La débandade du Likoud satisfait Kadima

Publié le par JSS

L'ancien député de droite Michaël Ratzon compte attaquer le Likoud en justice contre la décision du parti de le reléguer de la 24e à la 37e place dans la liste de candidats à la prochaine Knesset.

En effet, la cour interne du Likoud a décidé jeudi soir de rejeter l'appel de plusieurs candidats rétrogradés, comme Ratzon, Ehoud Yatom (29e à la 38e place) et l'activiste d'extrême droite Moshé Feiglin (20e à la 36e place).

Trois jours après les élections internes, le Likoud a décidé d'annuler les places réservées aux femmes, celles-ci étant déjà représentées dans les 20 premières places de la liste. Cette décision a eu l'effet de rétrograder les quelques candidats qui comptent aujourd'hui attaquer le parti en justice.
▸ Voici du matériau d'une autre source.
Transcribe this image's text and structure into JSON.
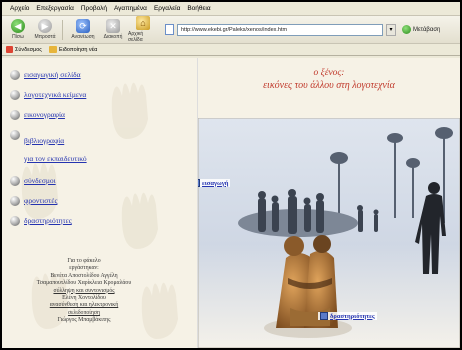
{
  "menu": [
    "Αρχείο",
    "Επεξεργασία",
    "Προβολή",
    "Αγαπημένα",
    "Εργαλεία",
    "Βοήθεια"
  ],
  "toolbar": {
    "back": "Πίσω",
    "forward": "Μπροστά",
    "refresh": "Ανανέωση",
    "stop": "Διακοπή",
    "home": "Αρχική σελίδα"
  },
  "address": {
    "url": "http://www.ekebi.gr/Paleks/xenos/index.htm",
    "go_label": "Μετάβαση"
  },
  "links_bar": {
    "item1": "Σύνδεσμος",
    "item2": "Ειδοποίηση νέα"
  },
  "sidebar": {
    "items": [
      {
        "label": "εισαγωγική σελίδα"
      },
      {
        "label": "λογοτεχνικά κείμενα"
      },
      {
        "label": "εικονογραφία"
      },
      {
        "label": "βιβλιογραφία",
        "label2": "για τον εκπαιδευτικό"
      },
      {
        "label": "σύνδεσμοι"
      },
      {
        "label": "φροντιστές"
      },
      {
        "label": "δραστηριότητες"
      }
    ],
    "credits": {
      "line1": "Για το φάκελο",
      "line2": "εργάστηκαν:",
      "line3": "Βενέτα Αποστολίδου Αγγέλη",
      "line4": "Τσαμαπουτλίδου Χαρίκλεια Κρομαλάου",
      "line5": "σύλληψη και συντονισμός",
      "line6": "Ελένη Χοντολίδου",
      "line7": "ανασύνθεση και ηλεκτρονική",
      "line8": "σελιδοποίηση",
      "line9": "Γιώργος Μπαμβάκιτης"
    }
  },
  "main": {
    "title_line1": "ο ξένος:",
    "title_line2": "εικόνες του άλλου στη λογοτεχνία",
    "link_intro": "εισαγωγή",
    "link_activities": "δραστηριότητες"
  },
  "colors": {
    "title_red": "#c0392b",
    "link_blue": "#2433b0",
    "sidebar_bg": "#f6f2e6"
  }
}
De son côté, Feiglin a décidé de ne pas porter plainte mais a assuré reprendre sa 20e place si l'appel de Ratzon était fructueux. Le candidat d'origine éthiopienne Aleli Admasu a pour sa part été évincé de la 30e place réservée à un immigrant, sous prétexte qu'il avait fait son aliya en 1983, deux ans avant qu'il puisse encore être considéré comme un nouvel immigrant. Sa place a été donnée à l'homme d'affaires d'origine russe Vladimir Shklar, qui a reçu 2 000 votes de moins que lui. Des partisans éthiopiens d'Admasu prévoient une manifestation devant les bureaux du Likoud à Tel-Aviv cette semaine pour s'opposer à cette décision.

Le dernier sondage, celui du quotidien Ma’ariv publié vendredi montre que le Likoud est en perte de vitesse... Au plus grand bonheur du parti centriste... Et ce, malgré le désamour naissant entre Livni et le peuple d'Israel. Kadima, en effet, a comblé son retard sur le Likoud, en progressant de deux points tandis que son principal adversaire, lui, reculait d’un cran. Les voici au coude à coude, avec 30 mandats chacun. Les autres formations sont loin, très loin derrière : 12 députés pour le parti travailliste et Israël Beitenou, 10 partis arabes, 9 Shass, 7 Meretz, 5 PNR et Judaïsme de la Tora, les retraités et les verts sont bottés en touche.

Première constatation, les partis à caractère sectoriel – orthodoxie religieuse, religieux nationalistes, écologie, retraités – sont soit en perte de vitesse, soit éliminés.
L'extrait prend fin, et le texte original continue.